Solution or land grab?
According to this New York Times article, Congressman Richard Baker from Baton Rouge has proposed an $80 billion federal buyout that would pay willing owners and lenders 60 cents on the dollar for property destroyed by Katrina and sell it to developers. The program would be funded by bonds that would be paid off with proceeds from sales to developers.
Unfortunately, that might be the best offer some (most?) of these folks will get. But I'm not so sure about selling it to developers. For some reason I'm always suspicious whenever developers are involved. It could be the most massive land grab in history. Not counting the Pilgrims or the westward expansion, I suppose.

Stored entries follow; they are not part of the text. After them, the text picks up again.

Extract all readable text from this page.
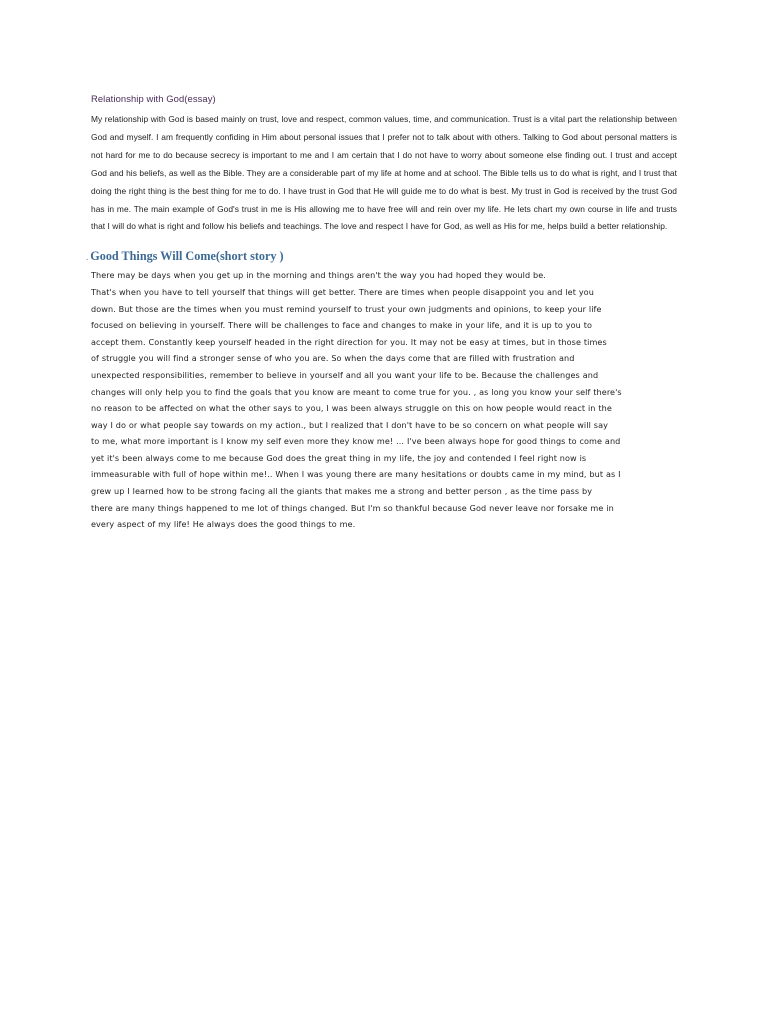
Relationship with God(essay)

My relationship with God is based mainly on trust, love and respect, common values, time, and communication. Trust is a vital part the relationship between God and myself. I am frequently confiding in Him about personal issues that I prefer not to talk about with others. Talking to God about personal matters is not hard for me to do because secrecy is important to me and I am certain that I do not have to worry about someone else finding out. I trust and accept God and his beliefs, as well as the Bible. They are a considerable part of my life at home and at school. The Bible tells us to do what is right, and I trust that doing the right thing is the best thing for me to do. I have trust in God that He will guide me to do what is best. My trust in God is received by the trust God has in me. The main example of God's trust in me is His allowing me to have free will and rein over my life. He lets chart my own course in life and trusts that I will do what is right and follow his beliefs and teachings. The love and respect I have for God, as well as His for me, helps build a better relationship.

. Good Things Will Come(short story )
There may be days when you get up in the morning and things aren't the way you had hoped they would be.
That's when you have to tell yourself that things will get better. There are times when people disappoint you and let you
down. But those are the times when you must remind yourself to trust your own judgments and opinions, to keep your life
focused on believing in yourself. There will be challenges to face and changes to make in your life, and it is up to you to
accept them. Constantly keep yourself headed in the right direction for you. It may not be easy at times, but in those times
of struggle you will find a stronger sense of who you are. So when the days come that are filled with frustration and
unexpected responsibilities, remember to believe in yourself and all you want your life to be. Because the challenges and
changes will only help you to find the goals that you know are meant to come true for you. , as long you know your self there's
no reason to be affected on what the other says to you, I was been always struggle on this on how people would react in the
way I do or what people say towards on my action., but I realized that I don't have to be so concern on what people will say
to me, what more important is I know my self even more they know me! ... I've been always hope for good things to come and
yet it's been always come to me because God does the great thing in my life, the joy and contended I feel right now is
immeasurable with full of hope within me!.. When I was young there are many hesitations or doubts came in my mind, but as I
grew up I learned how to be strong facing all the giants that makes me a strong and better person , as the time pass by
there are many things happened to me lot of things changed. But I'm so thankful because God never leave nor forsake me in
every aspect of my life! He always does the good things to me.
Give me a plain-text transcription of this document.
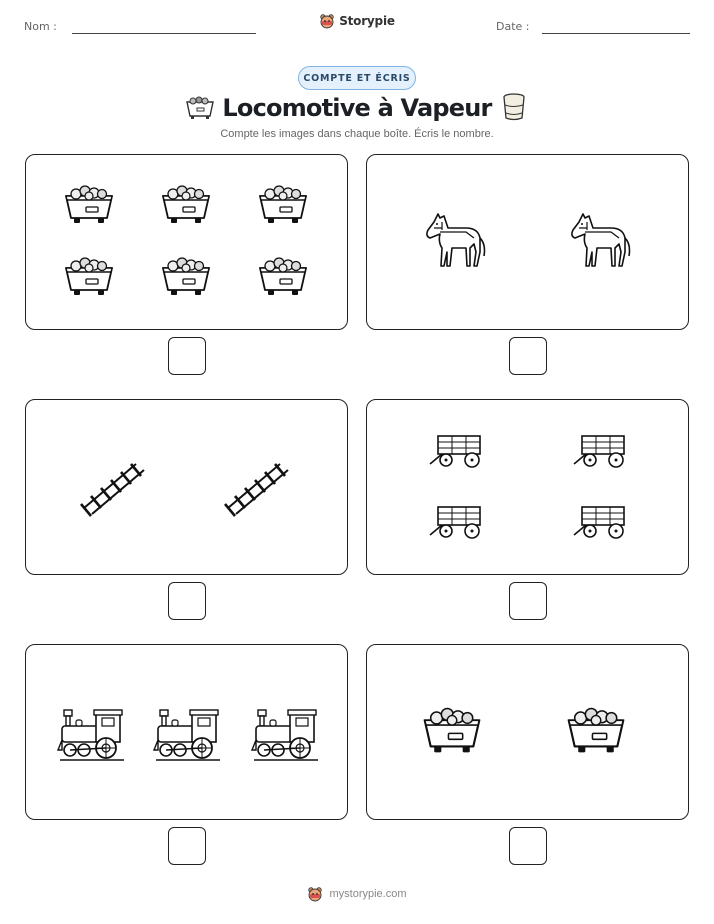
Nom :	Date :
Storypie
COMPTE ET ÉCRIS
Locomotive à Vapeur
Compte les images dans chaque boîte. Écris le nombre.
mystorypie.com
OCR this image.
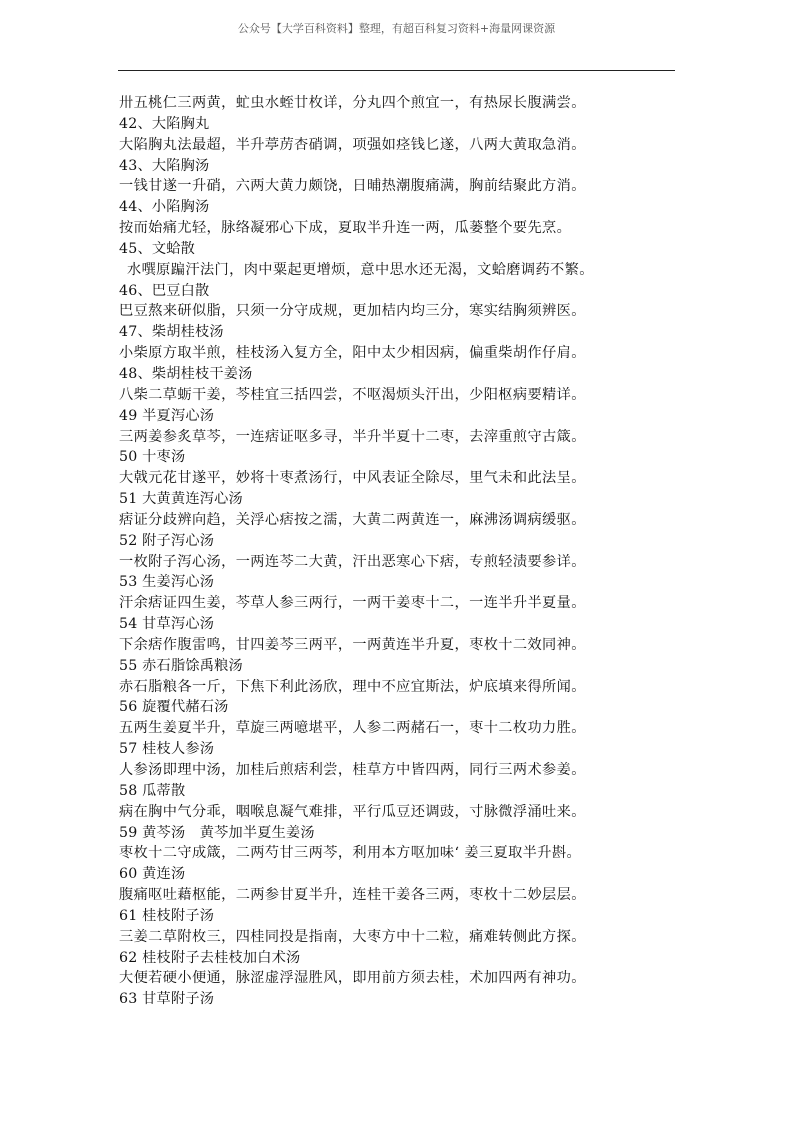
公众号【大学百科资料】整理，有超百科复习资料+海量网课资源
卅五桃仁三两黄，虻虫水蛭廿枚详，分丸四个煎宜一，有热尿长腹满尝。
42、大陷胸丸
大陷胸丸法最超，半升葶苈杏硝调，项强如痉钱匕遂，八两大黄取急消。
43、大陷胸汤
一钱甘遂一升硝，六两大黄力颇饶，日晡热潮腹痛满，胸前结聚此方消。
44、小陷胸汤
按而始痛尤轻，脉络凝邪心下成，夏取半升连一两，瓜蒌整个要先烹。
45、文蛤散
水噀原蹁汗法门，肉中粟起更增烦，意中思水还无渴，文蛤磨调药不繁。
46、巴豆白散
巴豆熬来研似脂，只须一分守成规，更加桔内均三分，寒实结胸须辨医。
47、柴胡桂枝汤
小柴原方取半煎，桂枝汤入复方全，阳中太少相因病，偏重柴胡作仔肩。
48、柴胡桂枝干姜汤
八柴二草蛎干姜，芩桂宜三括四尝，不呕渴烦头汗出，少阳枢病要精详。
49 半夏泻心汤
三两姜参炙草芩，一连痞证呕多寻，半升半夏十二枣，去滓重煎守古箴。
50 十枣汤
大戟元花甘遂平，妙将十枣煮汤行，中风表证全除尽，里气未和此法呈。
51 大黄黄连泻心汤
痞证分歧辨向趋，关浮心痞按之濡，大黄二两黄连一，麻沸汤调病缓驱。
52 附子泻心汤
一枚附子泻心汤，一两连芩二大黄，汗出恶寒心下痞，专煎轻渍要参详。
53 生姜泻心汤
汗余痞证四生姜，芩草人参三两行，一两干姜枣十二，一连半升半夏量。
54 甘草泻心汤
下余痞作腹雷鸣，甘四姜芩三两平，一两黄连半升夏，枣枚十二效同神。
55 赤石脂馀禹粮汤
赤石脂粮各一斤，下焦下利此汤欣，理中不应宜斯法，炉底填来得所闻。
56 旋覆代赭石汤
五两生姜夏半升，草旋三两噫堪平，人参二两赭石一，枣十二枚功力胜。
57 桂枝人参汤
人参汤即理中汤，加桂后煎痞利尝，桂草方中皆四两，同行三两术参姜。
58 瓜蒂散
病在胸中气分乖，咽喉息凝气难排，平行瓜豆还调豉，寸脉微浮涌吐来。
59 黄芩汤　黄芩加半夏生姜汤
枣枚十二守成箴，二两芍甘三两芩，利用本方呕加味‘ 姜三夏取半升斟。
60 黄连汤
腹痛呕吐藉枢能，二两参甘夏半升，连桂干姜各三两，枣枚十二妙层层。
61 桂枝附子汤
三姜二草附枚三，四桂同投是指南，大枣方中十二粒，痛难转侧此方探。
62 桂枝附子去桂枝加白术汤
大便若硬小便通，脉涩虚浮湿胜风，即用前方须去桂，术加四两有神功。
63 甘草附子汤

What do you think of the proposal?


2 Comments:
This is a rapidly developing feature of disaster mitigation. Disasters with short timespans, such as New Orleans, would seem the logical (in a neo-liberal mind) place for this sort of plan to be impemented, but it was actually honed in places like Camden, NJ where long-term economic disaster has, for lack of a better analogy, fallowed the fields. Problem is people live in those fields. I just finished a paper for a globalized disaster conference in April when I go into what may be afoot in New Orleans. Not to step on too many toes, but there are a lot of people with money who would love to have investment properties in NO or pied a terres for holidays. Here's the trick: A lot of the desirable, architecturally interesting housing stock is in the hands of Blacks in a city where less than 30000 people were living in public housing. Katrina did not flush people out of the projects. It flushed them out of shotgun houses, Creole townhouses, double gallery houses and Creole bungalows. 60 cents on the dollar sounds like 40 acres and a mule.
Who is going to pay for the increasingly desperate and expensive engineering works needed to keep this land from flooding when the next hurricane or Mississippi flood hits? The value of the delta as a place of residence is largely in opposition to its value as a fishery. Which is more important?